There’s more: Though government workers don’t automatically qualify for Social Security, about 65 percent of the retired government employees who are members of CalPERS, the state’s government-employee pension system, do get Social Security benefits because the state has made contributions for them for years.

The average benefit comes to $19,000 a year. So sweet are California’s pension deals that a report by the state’s Little Hoover Commission, a government watchdog agency, estimated that the average government worker retiring with full benefits and Social Security will get 109 percent of his final working salary as a pension.

Still, union advocates have found that citing misleading pension figures makes for effective sound bites. During a rally against New Jersey Gov. Chris Christie’s pension reforms last year, an official of the Communications Workers of America claimed that the average pension in New Jersey was a mere $20,000 a year for state workers and $13,000 for local workers.

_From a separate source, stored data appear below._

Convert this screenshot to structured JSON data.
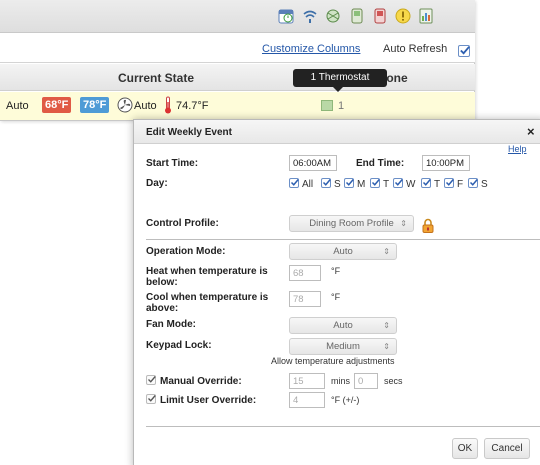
{
  "toolbar": {
    "icons": [
      "calendar-clock-icon",
      "wifi-icon",
      "network-icon",
      "device-icon",
      "alert-device-icon",
      "warning-icon",
      "report-icon"
    ]
  },
  "options": {
    "customize_columns": "Customize Columns",
    "auto_refresh": "Auto Refresh",
    "auto_refresh_checked": true
  },
  "table": {
    "col_current_state": "Current State",
    "col_zone_suffix": "s in Zone",
    "tooltip": "1 Thermostat",
    "row": {
      "mode": "Auto",
      "heat_setpoint": "68°F",
      "cool_setpoint": "78°F",
      "fan": "Auto",
      "temperature": "74.7°F",
      "zone_count": "1"
    }
  },
  "dialog": {
    "title": "Edit Weekly Event",
    "close": "×",
    "help": "Help",
    "start_time_label": "Start Time:",
    "start_time": "06:00AM",
    "end_time_label": "End Time:",
    "end_time": "10:00PM",
    "day_label": "Day:",
    "days": [
      {
        "label": "All",
        "checked": true
      },
      {
        "label": "S",
        "checked": true
      },
      {
        "label": "M",
        "checked": true
      },
      {
        "label": "T",
        "checked": true
      },
      {
        "label": "W",
        "checked": true
      },
      {
        "label": "T",
        "checked": true
      },
      {
        "label": "F",
        "checked": true
      },
      {
        "label": "S",
        "checked": true
      }
    ],
    "control_profile_label": "Control Profile:",
    "control_profile": "Dining Room Profile",
    "operation_mode_label": "Operation Mode:",
    "operation_mode": "Auto",
    "heat_label": "Heat when temperature is below:",
    "heat_value": "68",
    "heat_unit": "°F",
    "cool_label": "Cool when temperature is above:",
    "cool_value": "78",
    "cool_unit": "°F",
    "fan_mode_label": "Fan Mode:",
    "fan_mode": "Auto",
    "keypad_lock_label": "Keypad Lock:",
    "keypad_lock": "Medium",
    "keypad_note": "Allow temperature adjustments",
    "manual_override_label": "Manual Override:",
    "manual_override_checked": true,
    "manual_mins": "15",
    "mins_unit": "mins",
    "manual_secs": "0",
    "secs_unit": "secs",
    "limit_override_label": "Limit User Override:",
    "limit_override_checked": true,
    "limit_value": "4",
    "limit_unit": "°F (+/-)",
    "ok": "OK",
    "cancel": "Cancel"
  }
}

But the Newark Star-Ledger reported strikingly different numbers: an average of nearly $40,000 a year for state workers who retired with 25 years of service; $46,486 for teachers; and $73,571 for police and firefighters.

Similar statistics in New York are just as deceptive. Union reps argue that state workers receive just $19,000 a year, on average, but the actual median pension for those recently retired with full benefits is more than $50,000 a year, according to state pension-fund documents.

For New York teachers, the median pension is often reported as slightly more than $48,000; for those retiring now with full benefits, though, it’s about $71,000.

The difference in these numbers is significant, especially because in most state systems, current workers are earning benefits at the same high levels as recent retirees, not at the levels of those who retired years ago or retired with partial benefits.

That’s why the annual contributions that many governments must make to pension systems for current workers are exploding. In short, the public is right to worry about the rising cost of public-sector pensions -- notwithstanding the unions’ misinformation campaigns.